Rock climbing and mountaineering are popular outdoor recreational activities. More recently, indoor climbing has become popular, which has increased the number of persons at risk for climbing-related injuries. The purpose of this study was to assess the morbidity, mortality, and healthcare cost due to climbing-related injury among persons presenting to US emergency departments (ED).
We performed a retrospective analysis of the 2010 to 2014 National Emergency Department Sample database, a nationally representative sample of all visits to US EDs. Rock climbing, mountain climbing, and wall climbing injuries were identified using International Classification of Diseases, Ninth Revision, Clinical Modification codes (E004.0). Outcomes evaluated included morbidity, mortality, inpatient admission, and costs. Adjusted analyses accounting for survey methodology were performed.
A weighted-estimate 15,116 adult ED visits were associated with climbing-related injury. Patient age was 32.8±14.7 (mean±SD) (95% CI: 32.1-33.5) y, and 62% of patients were male. The majority of the injuries occurred in the Western census region (9593; 63%). Less than 1% of all climbing-related visits resulted in death. Only of injury severity score >15 was associated with death (P = 0.005). A total of 1610 (11%) of patients were admitted as inpatients. Accounting for ED and inpatient costs, climbing-related injuries cost the US healthcare system approximately $102 (95% CI: $75-130) million USD for the 5-y period, averaging $20±9.5 million USD per y.
Most persons with climbing-related injuries presenting to EDs do not require inpatient admission.

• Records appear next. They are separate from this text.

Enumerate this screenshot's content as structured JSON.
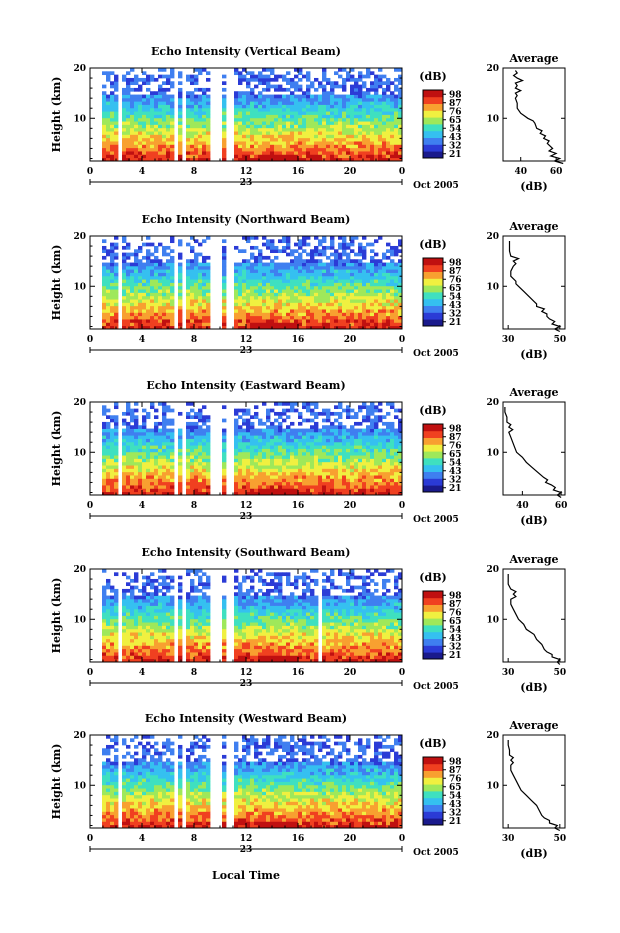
{
  "chart_data": {
    "type": "heatmap",
    "panels": [
      {
        "title": "Echo Intensity (Vertical Beam)",
        "avg_ticks_x": [
          "40",
          "60"
        ],
        "avg_xlim": [
          30,
          65
        ],
        "avg_profile": [
          [
            1,
            64
          ],
          [
            1.5,
            59
          ],
          [
            2,
            62
          ],
          [
            2.5,
            57
          ],
          [
            3,
            60
          ],
          [
            3.5,
            56
          ],
          [
            4,
            58
          ],
          [
            5,
            55
          ],
          [
            5.5,
            56
          ],
          [
            6,
            53
          ],
          [
            6.5,
            54
          ],
          [
            7,
            51
          ],
          [
            7.5,
            52
          ],
          [
            8,
            49
          ],
          [
            9,
            48
          ],
          [
            9.5,
            47
          ],
          [
            10,
            44
          ],
          [
            10.5,
            42
          ],
          [
            11,
            40
          ],
          [
            12,
            38
          ],
          [
            13,
            38
          ],
          [
            14,
            37
          ],
          [
            14.5,
            38
          ],
          [
            15,
            37
          ],
          [
            15.5,
            40
          ],
          [
            16,
            37
          ],
          [
            16.5,
            38
          ],
          [
            17,
            37
          ],
          [
            17.5,
            41
          ],
          [
            18,
            38
          ],
          [
            18.5,
            36
          ],
          [
            19,
            38
          ],
          [
            19.5,
            37
          ]
        ],
        "date_label": "23",
        "dead_bands": [
          [
            0,
            1
          ],
          [
            2.2,
            2.5
          ],
          [
            6.6,
            6.85
          ],
          [
            7.2,
            7.45
          ],
          [
            9.1,
            10.1
          ],
          [
            10.6,
            11.0
          ]
        ]
      },
      {
        "title": "Echo Intensity (Northward Beam)",
        "avg_ticks_x": [
          "30",
          "50"
        ],
        "avg_xlim": [
          28,
          52
        ],
        "avg_profile": [
          [
            1,
            50
          ],
          [
            1.5,
            48
          ],
          [
            2,
            50
          ],
          [
            2.5,
            47
          ],
          [
            3,
            48
          ],
          [
            3.5,
            46
          ],
          [
            4,
            45
          ],
          [
            4.5,
            45
          ],
          [
            5,
            43
          ],
          [
            5.5,
            44
          ],
          [
            6,
            41
          ],
          [
            6.5,
            41
          ],
          [
            7,
            40
          ],
          [
            8,
            38
          ],
          [
            9,
            36
          ],
          [
            10,
            34
          ],
          [
            10.5,
            33
          ],
          [
            11,
            33
          ],
          [
            12,
            31
          ],
          [
            13,
            31
          ],
          [
            14,
            32
          ],
          [
            14.5,
            33
          ],
          [
            15,
            32
          ],
          [
            15.5,
            34
          ],
          [
            16,
            31
          ],
          [
            17,
            30.5
          ],
          [
            18,
            30.5
          ],
          [
            19,
            30.5
          ]
        ],
        "date_label": "23",
        "dead_bands": [
          [
            0,
            1
          ],
          [
            2.2,
            2.5
          ],
          [
            6.6,
            6.85
          ],
          [
            7.2,
            7.45
          ],
          [
            9.1,
            10.1
          ],
          [
            10.6,
            11.0
          ]
        ]
      },
      {
        "title": "Echo Intensity (Eastward Beam)",
        "avg_ticks_x": [
          "40",
          "60"
        ],
        "avg_xlim": [
          30,
          62
        ],
        "avg_profile": [
          [
            1,
            60
          ],
          [
            1.5,
            58
          ],
          [
            2,
            60
          ],
          [
            2.5,
            56
          ],
          [
            3,
            57
          ],
          [
            3.5,
            55
          ],
          [
            4,
            52
          ],
          [
            4.5,
            53
          ],
          [
            5,
            51
          ],
          [
            6,
            48
          ],
          [
            7,
            45
          ],
          [
            8,
            42
          ],
          [
            9,
            40
          ],
          [
            10,
            37
          ],
          [
            11,
            36
          ],
          [
            12,
            35
          ],
          [
            13,
            34
          ],
          [
            14,
            33
          ],
          [
            14.5,
            35
          ],
          [
            15,
            33
          ],
          [
            15.5,
            34
          ],
          [
            16,
            32
          ],
          [
            17,
            32
          ],
          [
            18,
            31
          ],
          [
            19,
            31
          ]
        ],
        "date_label": "23",
        "dead_bands": [
          [
            0,
            1
          ],
          [
            2.2,
            2.5
          ],
          [
            6.6,
            6.85
          ],
          [
            7.2,
            7.45
          ],
          [
            9.1,
            10.1
          ],
          [
            10.6,
            11.0
          ]
        ]
      },
      {
        "title": "Echo Intensity (Southward Beam)",
        "avg_ticks_x": [
          "30",
          "50"
        ],
        "avg_xlim": [
          28,
          52
        ],
        "avg_profile": [
          [
            1,
            50
          ],
          [
            1.5,
            49
          ],
          [
            2,
            50
          ],
          [
            2.5,
            47
          ],
          [
            3,
            47
          ],
          [
            3.5,
            45
          ],
          [
            4,
            44
          ],
          [
            5,
            43
          ],
          [
            6,
            41
          ],
          [
            7,
            40
          ],
          [
            8,
            37
          ],
          [
            9,
            36
          ],
          [
            10,
            34
          ],
          [
            11,
            33
          ],
          [
            12,
            32
          ],
          [
            13,
            31
          ],
          [
            14,
            31
          ],
          [
            14.5,
            33
          ],
          [
            15,
            32
          ],
          [
            15.5,
            33
          ],
          [
            16,
            31
          ],
          [
            17,
            30
          ],
          [
            18,
            30
          ],
          [
            19,
            30
          ]
        ],
        "date_label": "23",
        "dead_bands": [
          [
            0,
            1
          ],
          [
            2.2,
            2.5
          ],
          [
            6.6,
            6.85
          ],
          [
            7.2,
            7.45
          ],
          [
            9.1,
            10.1
          ],
          [
            10.6,
            11.0
          ],
          [
            17.6,
            17.9
          ]
        ]
      },
      {
        "title": "Echo Intensity (Westward Beam)",
        "avg_ticks_x": [
          "30",
          "50"
        ],
        "avg_xlim": [
          28,
          52
        ],
        "avg_profile": [
          [
            1,
            50
          ],
          [
            1.5,
            48
          ],
          [
            2,
            49
          ],
          [
            2.5,
            46
          ],
          [
            3,
            46
          ],
          [
            3.5,
            44
          ],
          [
            4,
            43
          ],
          [
            5,
            42
          ],
          [
            6,
            41
          ],
          [
            7,
            39
          ],
          [
            8,
            37
          ],
          [
            9,
            35
          ],
          [
            10,
            34
          ],
          [
            11,
            33
          ],
          [
            12,
            32
          ],
          [
            13,
            31
          ],
          [
            14,
            31
          ],
          [
            14.5,
            32
          ],
          [
            15,
            31
          ],
          [
            15.5,
            32
          ],
          [
            16,
            30.5
          ],
          [
            17,
            30.5
          ],
          [
            18,
            30
          ],
          [
            19,
            30
          ]
        ],
        "date_label": "23",
        "dead_bands": [
          [
            0,
            1
          ],
          [
            2.2,
            2.5
          ],
          [
            6.6,
            6.85
          ],
          [
            7.2,
            7.45
          ],
          [
            9.1,
            10.1
          ],
          [
            10.6,
            11.0
          ]
        ]
      }
    ],
    "xlabel": "Local Time",
    "ylabel": "Height (km)",
    "x_ticks": [
      "0",
      "4",
      "8",
      "12",
      "16",
      "20",
      "0"
    ],
    "x_range": [
      0,
      24
    ],
    "y_ticks": [
      "10",
      "20"
    ],
    "ylim": [
      1.5,
      20
    ],
    "month_label": "Oct 2005",
    "colorbar_unit": "(dB)",
    "colorbar_ticks": [
      "21",
      "32",
      "43",
      "54",
      "65",
      "76",
      "87",
      "98"
    ],
    "avg_title": "Average",
    "avg_xlabel": "(dB)",
    "colors": {
      "colormap": [
        "#1a1a8c",
        "#2b3bd6",
        "#3f7ff0",
        "#35c0f0",
        "#3fe0c0",
        "#9fe85a",
        "#f0f040",
        "#f8a030",
        "#f04020",
        "#c01010"
      ]
    }
  }
}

Although death is rare among patients with climbing-related injuries, the costs of injuries in survivors remain high.
攀岩和登山是广受欢迎的户外休闲活动。近年来,室内攀岩也开始流行起来,这使得与攀岩相关受伤的风险人群数量有所增加。本研究的目的是评估前往美国急诊科就诊的患者中与攀岩相关损伤的发病率、死亡率及医疗费用。
我们对2010年至2014年国家急诊科样本数据库进行了回顾性分析,该数据库是对所有前往美国急诊科就诊情况的全国代表性样本。使用国际疾病分类第九版临床修订本编码(E004.0)来识别攀岩、登山和壁爬损伤。评估的结果包括发病率、死亡率、住院情况及费用。进行了考虑调查方法的校正分析。

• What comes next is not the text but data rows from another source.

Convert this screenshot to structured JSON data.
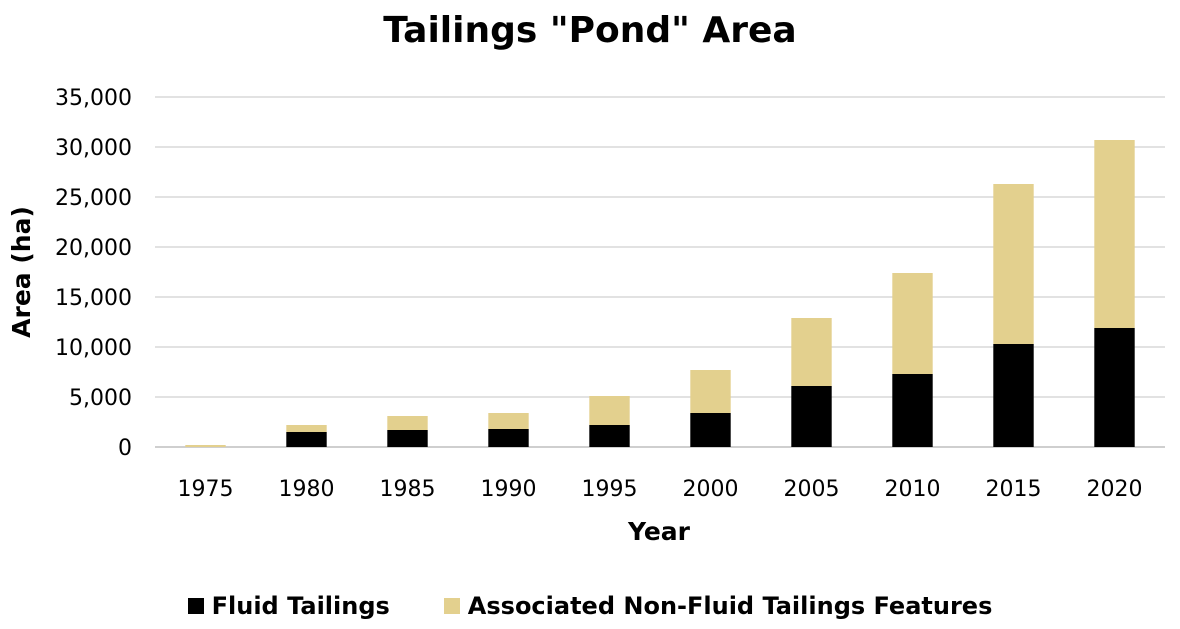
{
  "chart_data": {
    "type": "bar",
    "stacked": true,
    "title": "Tailings \"Pond\" Area",
    "xlabel": "Year",
    "ylabel": "Area (ha)",
    "ylim": [
      0,
      35000
    ],
    "yticks": [
      "0",
      "5,000",
      "10,000",
      "15,000",
      "20,000",
      "25,000",
      "30,000",
      "35,000"
    ],
    "grid": true,
    "legend_position": "bottom",
    "categories": [
      "1975",
      "1980",
      "1985",
      "1990",
      "1995",
      "2000",
      "2005",
      "2010",
      "2015",
      "2020"
    ],
    "series": [
      {
        "name": "Fluid Tailings",
        "color": "#000000",
        "values": [
          0,
          1500,
          1700,
          1800,
          2200,
          3400,
          6100,
          7300,
          10300,
          11900
        ]
      },
      {
        "name": "Associated Non-Fluid Tailings Features",
        "color": "#e3d08e",
        "values": [
          200,
          700,
          1400,
          1600,
          2900,
          4300,
          6800,
          10100,
          16000,
          18800
        ]
      }
    ]
  }
}
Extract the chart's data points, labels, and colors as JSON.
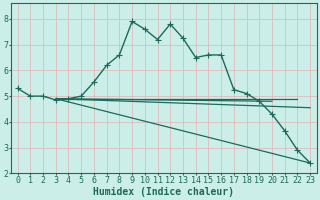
{
  "xlabel": "Humidex (Indice chaleur)",
  "bg_color": "#cceee8",
  "grid_color": "#ddbcbc",
  "line_color": "#1a6b5a",
  "xlim": [
    -0.5,
    23.5
  ],
  "ylim": [
    2,
    8.6
  ],
  "xticks": [
    0,
    1,
    2,
    3,
    4,
    5,
    6,
    7,
    8,
    9,
    10,
    11,
    12,
    13,
    14,
    15,
    16,
    17,
    18,
    19,
    20,
    21,
    22,
    23
  ],
  "yticks": [
    2,
    3,
    4,
    5,
    6,
    7,
    8
  ],
  "line1_x": [
    0,
    1,
    2,
    3,
    4,
    5,
    6,
    7,
    8,
    9,
    10,
    11,
    12,
    13,
    14,
    15,
    16,
    17,
    18,
    19,
    20,
    21,
    22,
    23
  ],
  "line1_y": [
    5.3,
    5.0,
    5.0,
    4.85,
    4.9,
    5.0,
    5.55,
    6.2,
    6.6,
    7.9,
    7.6,
    7.2,
    7.8,
    7.25,
    6.5,
    6.6,
    6.6,
    5.25,
    5.1,
    4.8,
    4.3,
    3.65,
    2.9,
    2.4
  ],
  "line2_x": [
    3,
    20
  ],
  "line2_y": [
    4.9,
    4.8
  ],
  "line3_x": [
    3,
    22
  ],
  "line3_y": [
    4.9,
    4.9
  ],
  "line4_x": [
    3,
    23
  ],
  "line4_y": [
    4.9,
    4.55
  ],
  "line5_x": [
    3,
    23
  ],
  "line5_y": [
    4.9,
    2.4
  ],
  "font_size_label": 7,
  "font_size_tick": 6
}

加权估计有15116例成年患者因与攀岩相关的损伤前往急诊科就诊。患者年龄为32.8±14.7(均值±标准差)(95%置信区间:32.1 - 33.5)岁,62%的患者为男性。大多数损伤发生在西部普查地区(9593例;63%)。所有与攀岩相关就诊中不到1%导致死亡。仅损伤严重程度评分>15与死亡相关(P = 0.005)。共有1610例(占11%)患者住院治疗。考虑急诊科和住院费用,5年期间与攀岩相关的损伤使美国医疗系统花费约1.02亿美元(95%置信区间:7500万 - 1.30亿美元),平均每年2000万美元±950万美元。
大多数因与攀岩相关损伤前往急诊科就诊的患者不需要住院治疗。虽然与攀岩相关损伤患者中死亡情况罕见,但幸存者的损伤费用仍然很高。